Let $S_d=\{\mathbf{\omega}=(\omega_0,...,\omega_d) \in \mathbb{R}^{d+1}_+:\sum_{i=0}^d \omega_i=1 \}$ be the unit simplex. I am reading a text which has defined a so-called spectral density $f$ on $S_d$ given by $$f(\omega)=\frac{1}{w_0^2w_1...w_d (2\pi)^{d/2}\left| \text{det}(\Sigma)\right|^{1/2}}\exp\left( -1/2 \tilde{\mathbf{\omega}}^T\Sigma^{-1} \tilde{\mathbf{\omega}} \right) $$ where $\Sigma=$ is some invertible positive definite matrix and $\tilde{\mathbf{\omega}}= (\ln(\omega_i/\omega_0)+2\lambda^2_{i}:1 \leq i \leq d)^{T}$ with $0<\lambda_{i} \leq 2$.

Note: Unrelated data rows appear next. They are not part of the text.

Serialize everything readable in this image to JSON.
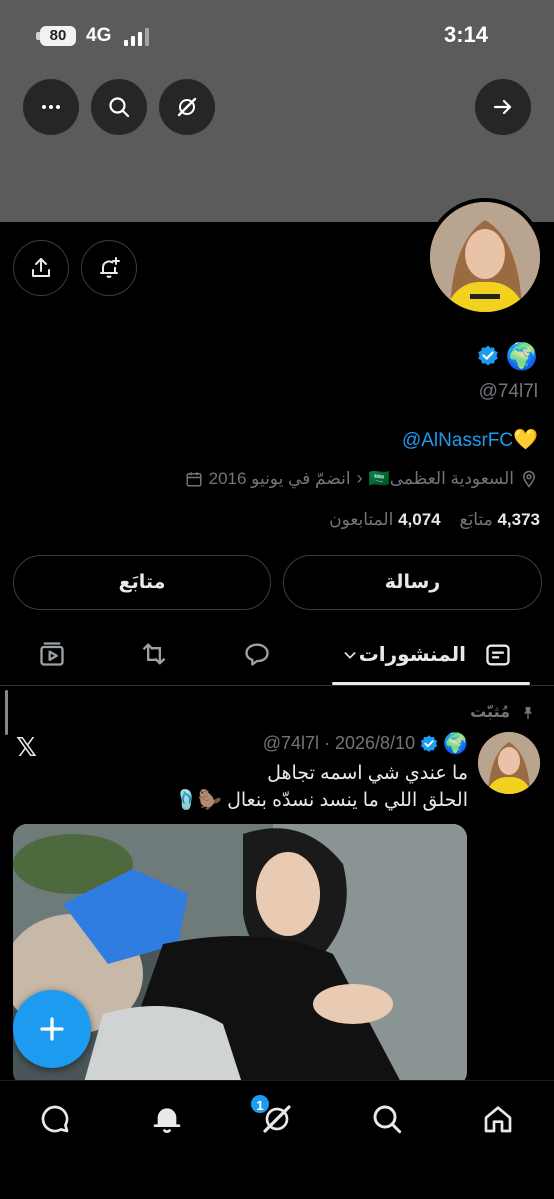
{
  "status_bar": {
    "battery": "80",
    "network": "4G",
    "time": "3:14"
  },
  "profile": {
    "name_emoji": "🌍",
    "handle": "@74l7l",
    "bio_mention": "@AlNassrFC",
    "bio_heart": "💛",
    "location": "السعودية العظمى🇸🇦",
    "joined": "انضمّ في يونيو 2016",
    "following_count": "4,373",
    "following_label": "متابَع",
    "followers_count": "4,074",
    "followers_label": "المتابعون"
  },
  "buttons": {
    "message": "رسالة",
    "follow": "متابَع"
  },
  "tabs": {
    "posts": "المنشورات"
  },
  "post": {
    "pinned_label": "مُثبّت",
    "emoji": "🌍",
    "handle_date": "@74l7l · 2026/8/10",
    "line1": "ما عندي شي اسمه تجاهل",
    "line2": "الحلق اللي ما ينسد نسدّه بنعال 🦫🩴"
  },
  "bottom_nav": {
    "notif_badge": "1"
  },
  "colors": {
    "accent": "#1d9bf0",
    "banner": "#5b5b5b",
    "muted": "#71767b"
  }
}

The text then mentions that certain quantities can be calculated as
$$\int_{S_d}g(\mathbf{\omega})f(\mathbf{\omega})d\mathbf{\omega},$$ where $g$ is another function on $S_d$.
I am wondering how the intepret/calculate the latter integral: isnt its value $0$ because we are (Riemann?) integrating over a lower dimensional region of $\mathbb{R}^{d+1}_+$? I am tempted to work with the function $f(1-\sum_{i=1}^d\omega_i, \omega_1,...,\omega_d)$ on $\{ \mathbf{\omega}=(\omega_1,...,\omega_d) \in \mathbb{R}^{d}_+:\sum_{i=1}^d \omega_i \leq1 \}$ but how can I "get" there?